A messenger had driven a stagecoach between Boreal, Leefsted, and West Ridge twice a day ever since Emeris could remember, bringing parcels and messages back and forth. Since Emeris could not read or write, she did her best to draw pictures for her cousin in Leefsted. These pictures, which Emeris drew using char from pieces of half-burnt firewood upon leftover canvas scraps from the coatmaker’s shop, were delivered to Emeris’ cousin by the stagecoach driver. Emeris’ cousin would also draw pictures and send them back to Boreal. Then, one day, the stagecoach failed to appear in Boreal, and the old timers said, “You see, West Ridge has fallen!”
The young men would laugh patronizingly, saying things like, “Dad, West Ridge has not fallen; don’t go getting carried away—the messenger probably just lost a wheel.”
Of course, when West Ridge did indeed fall to the Scribes, the fathers weren’t satisfied, not even in some small way, that they’d taught their sons a lesson in wisdom. There were no punctuations of “I told you so” on the day West Ridge fell. But quite a few young Hexon men (and at least one young Hexon girl—aye, one who never again received another drawing from her cousin) gained a new appreciation for their father’s counsels that day.
With the West Ridge lesson in mind, Emeris now realized that she looked upon the doom of another Hexon town, one much closer than West Ridge to her own beloved village home, where she sat now, folding laundry. As she sat in her dad’s yard, Emeris wondered if perhaps the Scribes were watching the burning from the opposite side of Leefsted. Were those men soldiers with axes and burning arrowheads, like in adventure stories? Were they mindless agents of death for some sinister powermonger of the Scribe territory?
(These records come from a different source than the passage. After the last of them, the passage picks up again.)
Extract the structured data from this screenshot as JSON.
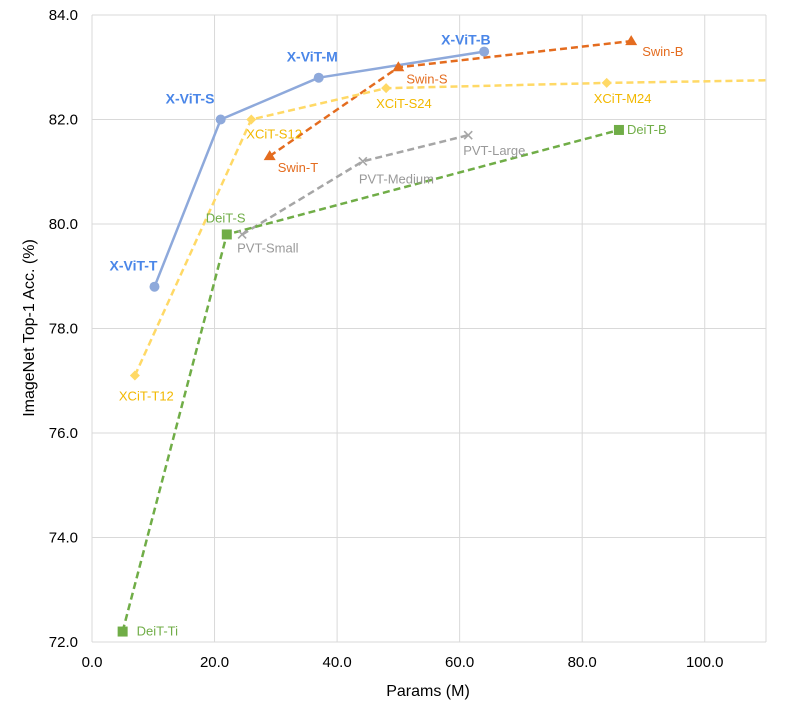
{
  "chart_data": {
    "type": "line",
    "xlabel": "Params (M)",
    "ylabel": "ImageNet Top-1 Acc. (%)",
    "xlim": [
      0,
      110
    ],
    "ylim": [
      72,
      84
    ],
    "x_ticks": [
      "0.0",
      "20.0",
      "40.0",
      "60.0",
      "80.0",
      "100.0"
    ],
    "y_ticks": [
      "72.0",
      "74.0",
      "76.0",
      "78.0",
      "80.0",
      "82.0",
      "84.0"
    ],
    "grid": "horizontal and vertical",
    "series": [
      {
        "family": "X-ViT",
        "color": "#8EA9DB",
        "label_color": "#4A86E8",
        "dash": "solid",
        "marker": "circle",
        "points": [
          {
            "x": 10.2,
            "y": 78.8,
            "label": "X-ViT-T"
          },
          {
            "x": 21.0,
            "y": 82.0,
            "label": "X-ViT-S"
          },
          {
            "x": 37.0,
            "y": 82.8,
            "label": "X-ViT-M"
          },
          {
            "x": 64.0,
            "y": 83.3,
            "label": "X-ViT-B"
          }
        ]
      },
      {
        "family": "Swin",
        "color": "#E46C1F",
        "label_color": "#E46C1F",
        "dash": "dashed",
        "marker": "triangle",
        "points": [
          {
            "x": 29.0,
            "y": 81.3,
            "label": "Swin-T"
          },
          {
            "x": 50.0,
            "y": 83.0,
            "label": "Swin-S"
          },
          {
            "x": 88.0,
            "y": 83.5,
            "label": "Swin-B"
          }
        ]
      },
      {
        "family": "XCiT",
        "color": "#FFD966",
        "label_color": "#F2B800",
        "dash": "dashed",
        "marker": "diamond",
        "points": [
          {
            "x": 7.0,
            "y": 77.1,
            "label": "XCiT-T12"
          },
          {
            "x": 26.0,
            "y": 82.0,
            "label": "XCiT-S12"
          },
          {
            "x": 48.0,
            "y": 82.6,
            "label": "XCiT-S24"
          },
          {
            "x": 84.0,
            "y": 82.7,
            "label": "XCiT-M24"
          },
          {
            "x": 110.0,
            "y": 82.75,
            "label": ""
          }
        ]
      },
      {
        "family": "PVT",
        "color": "#A6A6A6",
        "label_color": "#999999",
        "dash": "dashed",
        "marker": "x",
        "points": [
          {
            "x": 24.5,
            "y": 79.8,
            "label": "PVT-Small"
          },
          {
            "x": 44.2,
            "y": 81.2,
            "label": "PVT-Medium"
          },
          {
            "x": 61.4,
            "y": 81.7,
            "label": "PVT-Large"
          }
        ]
      },
      {
        "family": "DeiT",
        "color": "#70AD47",
        "label_color": "#70AD47",
        "dash": "dashed",
        "marker": "square",
        "points": [
          {
            "x": 5.0,
            "y": 72.2,
            "label": "DeiT-Ti"
          },
          {
            "x": 22.0,
            "y": 79.8,
            "label": "DeiT-S"
          },
          {
            "x": 86.0,
            "y": 81.8,
            "label": "DeiT-B"
          }
        ]
      }
    ]
  }
}
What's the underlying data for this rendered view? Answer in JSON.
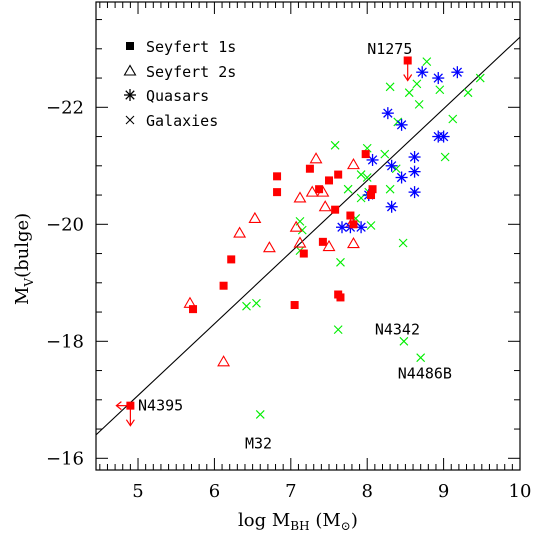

Maybe, as the old-timers here in Boreal had long rumored, an advance on Boreal itself was being planned. (“You know, it won’t be long before Boreal falls to the scribes”, they’d often say.) Indeed, perhaps Leefsted was to become the base camp for the Scribe army’s next thrust.
Whatever the reason for Leefsted’s burning, Emeris was afraid. The girl suspected that, should she come face to face with a soldier, she would be terrified. Should she be asked to pledge allegiance to the mark of the Scribes, she would feel sick. Should she be forced to leave her home, she would rather die. Suddenly, as her mind processed the many possible meanings of the message in the western sky, the girl became angry. There came a bitterness inside her chest that she wanted both to feed and yet to suppress—she hated the smoke plume here and now, and she hated what it might mean in a few hours, in a few days. She knew western soldiers were coming.
Emeris plucked the last article of the laundry from the line into the basket, and hustled back to the house, glacing back over her shoulder at the distant warning.